Antonio Maria Valsalva fut ce que l'on peut appeler une sommité dans son domaine. Anatomiste et chirurgien dans le nord de l'Italie du 17e, Valsalva vit à l'époque où le monde scientifique bouillonne d'inventions et multiplie les échanges dans toute l'Europe. C'est aussi l'époque où Louis XIV enchaîne guerre sur guerre avec les différentes coalitions européennes.
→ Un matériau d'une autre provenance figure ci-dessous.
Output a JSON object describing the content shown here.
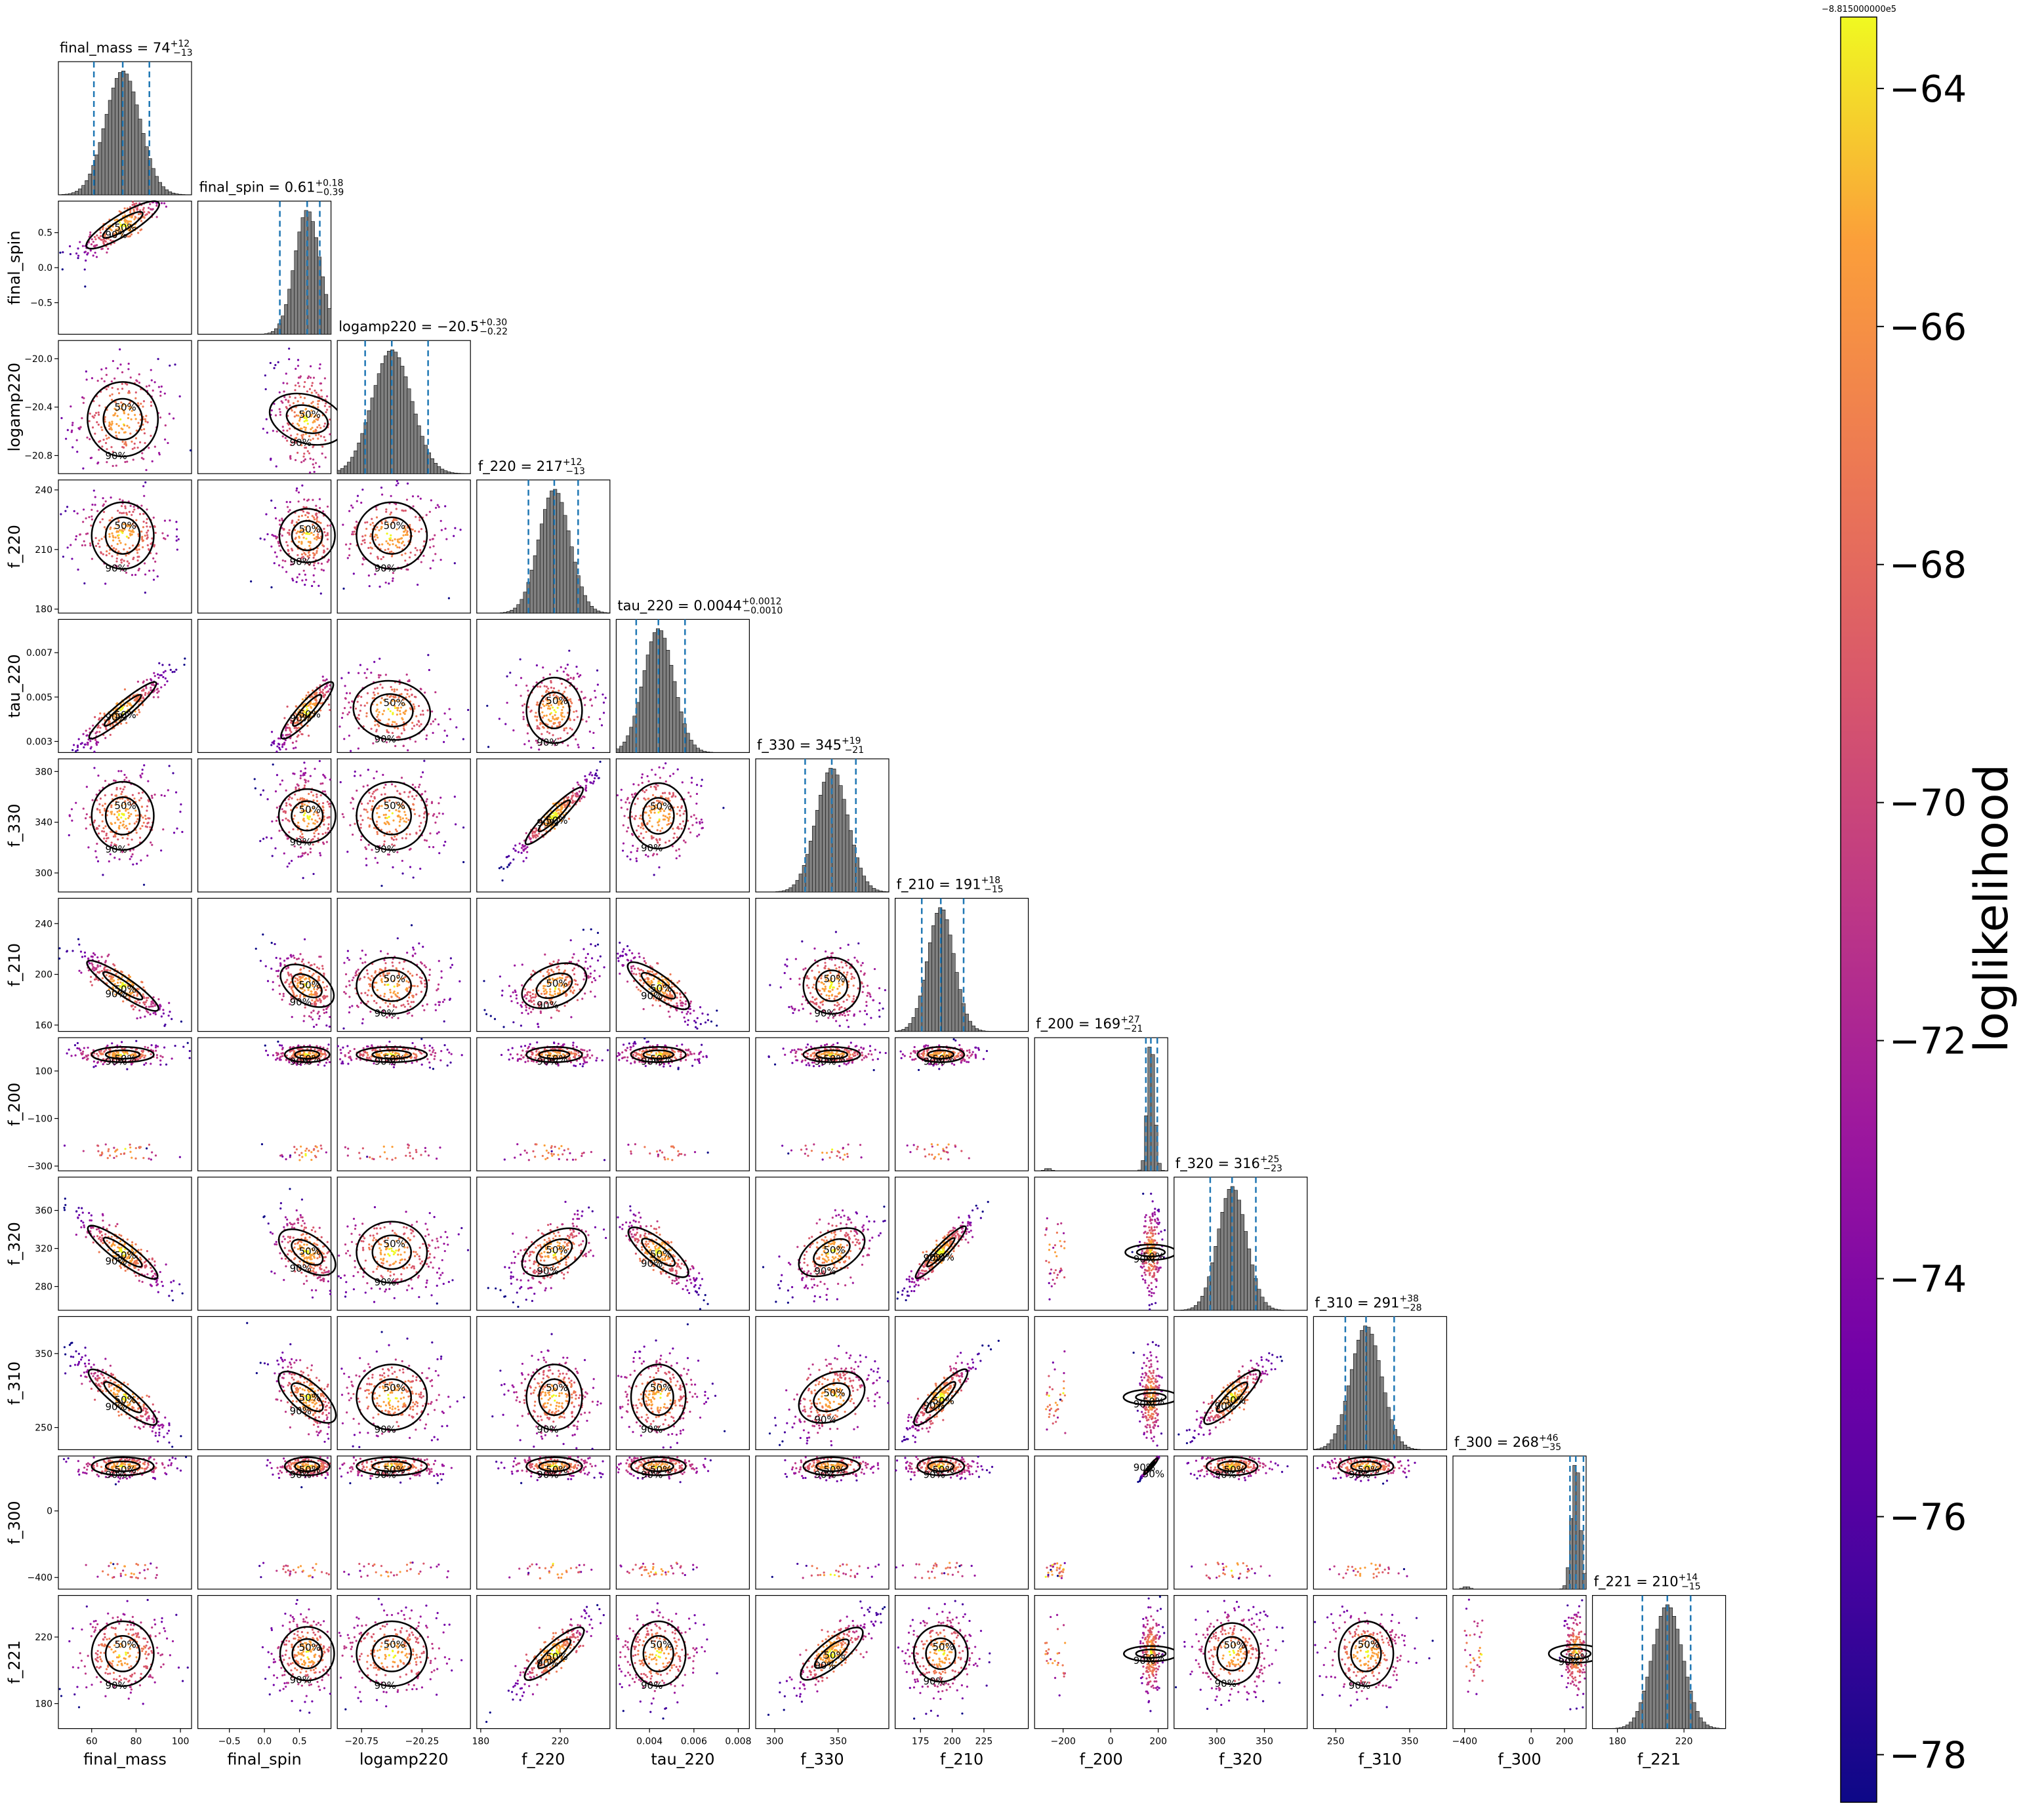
{
  "chart_data": {
    "type": "scatter",
    "title": "",
    "parameters": [
      {
        "name": "final_mass",
        "median": 74,
        "plus": "12",
        "minus": "13",
        "lim": [
          45,
          105
        ],
        "ticks": [
          60,
          80,
          100
        ],
        "tick_labels": [
          "60",
          "80",
          "100"
        ]
      },
      {
        "name": "final_spin",
        "median": 0.61,
        "plus": "0.18",
        "minus": "0.39",
        "lim": [
          -0.95,
          0.95
        ],
        "ticks": [
          -0.5,
          0.0,
          0.5
        ],
        "tick_labels": [
          "−0.5",
          "0.0",
          "0.5"
        ]
      },
      {
        "name": "logamp220",
        "median": -20.5,
        "plus": "0.30",
        "minus": "0.22",
        "lim": [
          -20.95,
          -19.85
        ],
        "ticks": [
          -20.75,
          -20.25
        ],
        "tick_labels": [
          "−20.75",
          "−20.25"
        ],
        "y_ticks": [
          -20.8,
          -20.4,
          -20.0
        ],
        "y_tick_labels": [
          "−20.8",
          "−20.4",
          "−20.0"
        ]
      },
      {
        "name": "f_220",
        "median": 217,
        "plus": "12",
        "minus": "13",
        "lim": [
          178,
          245
        ],
        "ticks": [
          180,
          220
        ],
        "tick_labels": [
          "180",
          "220"
        ],
        "y_ticks": [
          180,
          210,
          240
        ],
        "y_tick_labels": [
          "180",
          "210",
          "240"
        ]
      },
      {
        "name": "tau_220",
        "median": 0.0044,
        "plus": "0.0012",
        "minus": "0.0010",
        "lim": [
          0.0025,
          0.0085
        ],
        "ticks": [
          0.004,
          0.006,
          0.008
        ],
        "tick_labels": [
          "0.004",
          "0.006",
          "0.008"
        ],
        "y_ticks": [
          0.003,
          0.005,
          0.007
        ],
        "y_tick_labels": [
          "0.003",
          "0.005",
          "0.007"
        ]
      },
      {
        "name": "f_330",
        "median": 345,
        "plus": "19",
        "minus": "21",
        "lim": [
          285,
          390
        ],
        "ticks": [
          300,
          350
        ],
        "tick_labels": [
          "300",
          "350"
        ],
        "y_ticks": [
          300,
          340,
          380
        ],
        "y_tick_labels": [
          "300",
          "340",
          "380"
        ]
      },
      {
        "name": "f_210",
        "median": 191,
        "plus": "18",
        "minus": "15",
        "lim": [
          155,
          260
        ],
        "ticks": [
          175,
          200,
          225
        ],
        "tick_labels": [
          "175",
          "200",
          "225"
        ],
        "y_ticks": [
          160,
          200,
          240
        ],
        "y_tick_labels": [
          "160",
          "200",
          "240"
        ]
      },
      {
        "name": "f_200",
        "median": 169,
        "plus": "27",
        "minus": "21",
        "lim": [
          -320,
          240
        ],
        "ticks": [
          -200,
          0,
          200
        ],
        "tick_labels": [
          "−200",
          "0",
          "200"
        ],
        "y_ticks": [
          -300,
          -100,
          100
        ],
        "y_tick_labels": [
          "−300",
          "−100",
          "100"
        ]
      },
      {
        "name": "f_320",
        "median": 316,
        "plus": "25",
        "minus": "23",
        "lim": [
          255,
          395
        ],
        "ticks": [
          300,
          350
        ],
        "tick_labels": [
          "300",
          "350"
        ],
        "y_ticks": [
          280,
          320,
          360
        ],
        "y_tick_labels": [
          "280",
          "320",
          "360"
        ]
      },
      {
        "name": "f_310",
        "median": 291,
        "plus": "38",
        "minus": "28",
        "lim": [
          220,
          400
        ],
        "ticks": [
          250,
          350
        ],
        "tick_labels": [
          "250",
          "350"
        ],
        "y_ticks": [
          250,
          350
        ],
        "y_tick_labels": [
          "250",
          "350"
        ]
      },
      {
        "name": "f_300",
        "median": 268,
        "plus": "46",
        "minus": "35",
        "lim": [
          -470,
          330
        ],
        "ticks": [
          -400,
          0,
          200
        ],
        "tick_labels": [
          "−400",
          "0",
          "200"
        ],
        "y_ticks": [
          -400,
          0
        ],
        "y_tick_labels": [
          "−400",
          "0"
        ]
      },
      {
        "name": "f_221",
        "median": 210,
        "plus": "14",
        "minus": "15",
        "lim": [
          165,
          245
        ],
        "ticks": [
          180,
          220
        ],
        "tick_labels": [
          "180",
          "220"
        ],
        "y_ticks": [
          180,
          220
        ],
        "y_tick_labels": [
          "180",
          "220"
        ]
      }
    ],
    "contour_labels": [
      "50%",
      "90%"
    ],
    "colorbar": {
      "label": "loglikelihood",
      "offset_text": "−8.815000000e5",
      "min": -78.4,
      "max": -63.4,
      "ticks": [
        -64,
        -66,
        -68,
        -70,
        -72,
        -74,
        -76,
        -78
      ],
      "tick_labels": [
        "−64",
        "−66",
        "−68",
        "−70",
        "−72",
        "−74",
        "−76",
        "−78"
      ],
      "colormap": "plasma"
    },
    "colors": {
      "histogram_fill": "#808080",
      "quantile_line": "#1f77b4",
      "contour": "#000000"
    }
  }
}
La passion de Valsalva, c'est l'oreille et l'un des problèmes auquel il s'attaque, c'est l'otite. En 1704, il publie un traité qui lui vaut l'estime de ses pairs : De Aure Humana Tractatus. Il affirme que pour évacuer le pus accumulé dans l'oreille moyenne, il n'y a qu'à percer à l'aide d'une aiguille, le tympan des malades pourtant déjà mal en point. Ensuite il ne suffit plus que de se pincer le nez et de souffler dedans pour tout faire sortir et pour inventer la désormais célèbre manœuvre de Valsalva. La méthode peut sembler barbare mais les plongeurs l'utilisent maintenant de manière satisfaisante sans avoir à percer un trou préalable.
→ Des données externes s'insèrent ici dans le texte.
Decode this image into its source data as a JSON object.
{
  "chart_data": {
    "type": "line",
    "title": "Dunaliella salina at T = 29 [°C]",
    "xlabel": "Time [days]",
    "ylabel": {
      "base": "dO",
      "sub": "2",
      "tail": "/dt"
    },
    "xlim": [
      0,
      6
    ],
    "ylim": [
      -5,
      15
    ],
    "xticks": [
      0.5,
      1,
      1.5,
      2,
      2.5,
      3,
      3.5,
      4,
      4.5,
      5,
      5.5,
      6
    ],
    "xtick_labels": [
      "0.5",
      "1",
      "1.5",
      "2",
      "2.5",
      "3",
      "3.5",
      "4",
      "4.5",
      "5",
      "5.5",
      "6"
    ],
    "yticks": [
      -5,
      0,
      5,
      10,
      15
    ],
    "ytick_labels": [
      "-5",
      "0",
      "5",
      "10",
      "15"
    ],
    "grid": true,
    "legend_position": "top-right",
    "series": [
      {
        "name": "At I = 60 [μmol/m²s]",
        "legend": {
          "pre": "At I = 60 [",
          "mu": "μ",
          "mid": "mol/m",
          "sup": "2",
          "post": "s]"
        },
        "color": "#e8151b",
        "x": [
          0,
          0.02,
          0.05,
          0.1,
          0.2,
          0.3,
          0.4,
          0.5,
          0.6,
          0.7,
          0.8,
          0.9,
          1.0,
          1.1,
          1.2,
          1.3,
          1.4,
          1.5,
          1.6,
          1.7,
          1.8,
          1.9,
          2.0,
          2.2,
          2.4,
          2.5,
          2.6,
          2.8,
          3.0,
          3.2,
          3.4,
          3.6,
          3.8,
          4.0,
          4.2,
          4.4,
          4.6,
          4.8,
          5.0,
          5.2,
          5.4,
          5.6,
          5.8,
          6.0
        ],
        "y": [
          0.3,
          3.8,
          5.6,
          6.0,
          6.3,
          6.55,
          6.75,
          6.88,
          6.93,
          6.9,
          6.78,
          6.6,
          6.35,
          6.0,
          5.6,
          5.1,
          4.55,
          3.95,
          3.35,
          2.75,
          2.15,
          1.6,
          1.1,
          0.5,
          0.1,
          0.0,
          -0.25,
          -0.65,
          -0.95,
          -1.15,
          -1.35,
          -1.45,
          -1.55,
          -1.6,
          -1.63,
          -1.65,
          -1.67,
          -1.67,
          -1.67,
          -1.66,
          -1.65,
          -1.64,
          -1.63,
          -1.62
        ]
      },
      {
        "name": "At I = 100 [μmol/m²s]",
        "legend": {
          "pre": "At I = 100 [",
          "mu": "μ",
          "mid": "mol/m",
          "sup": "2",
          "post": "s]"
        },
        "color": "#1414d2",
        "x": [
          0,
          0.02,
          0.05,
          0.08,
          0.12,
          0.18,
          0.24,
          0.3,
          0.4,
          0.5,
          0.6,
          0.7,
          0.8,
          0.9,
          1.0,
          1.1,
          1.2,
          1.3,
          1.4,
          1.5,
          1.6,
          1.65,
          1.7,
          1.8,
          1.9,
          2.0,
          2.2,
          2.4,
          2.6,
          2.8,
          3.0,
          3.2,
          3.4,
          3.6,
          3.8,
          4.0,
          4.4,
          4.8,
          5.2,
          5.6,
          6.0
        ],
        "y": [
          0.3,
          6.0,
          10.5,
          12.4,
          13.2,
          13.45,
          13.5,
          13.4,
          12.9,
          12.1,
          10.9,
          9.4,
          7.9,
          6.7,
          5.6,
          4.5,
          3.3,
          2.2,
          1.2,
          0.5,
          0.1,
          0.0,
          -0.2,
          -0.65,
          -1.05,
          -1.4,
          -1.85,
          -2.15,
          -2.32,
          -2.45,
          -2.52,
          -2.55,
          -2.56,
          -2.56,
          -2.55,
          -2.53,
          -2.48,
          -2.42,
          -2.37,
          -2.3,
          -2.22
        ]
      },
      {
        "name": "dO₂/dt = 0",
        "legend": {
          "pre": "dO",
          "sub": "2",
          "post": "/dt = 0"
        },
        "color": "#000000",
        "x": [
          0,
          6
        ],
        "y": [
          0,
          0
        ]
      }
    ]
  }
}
Mais pour ceux qui n'arrivent pas à équilibrer l'augmentation de pression en plongée, plusieurs autres techniques existent, toutes basées sur des mouvements de mâchoires, de déglutition et d'envoi d'air dans l'oreille moyenne. Le but : ouvrir la trompe d'Eustache, petit orifice qui en tant normal s'ouvre naturellement de temps en temps, mais pas assez souvent pour qu'un plongeur puisse descendre rapidement sous l'eau.

Ce fut aussi le problème que rencontra le Docteur Frenzel de l'Armée de l'Air allemande lorsque les pilotes des bombardiers Stuka descend rapidement en piqué. Il fallut donc là encore, trouver une technique permettant d'équilibrer sans problème les différences de pression. La technique de Frenzel, dérivée de cette de Valsalva, naquit à cet époque.

Enfin quelques dizaines d'années plus tard, mais cette fois directement pour les plongeurs, le Docteur Delonca conçut une méthode appelée Béance Tubaire Volontaire afin d'ouvrir volontairement la trompe d'Eustache sans effort. Une disposition naturelle, un peu d'entraînement et le tour est joué pour équilibrer en douceur.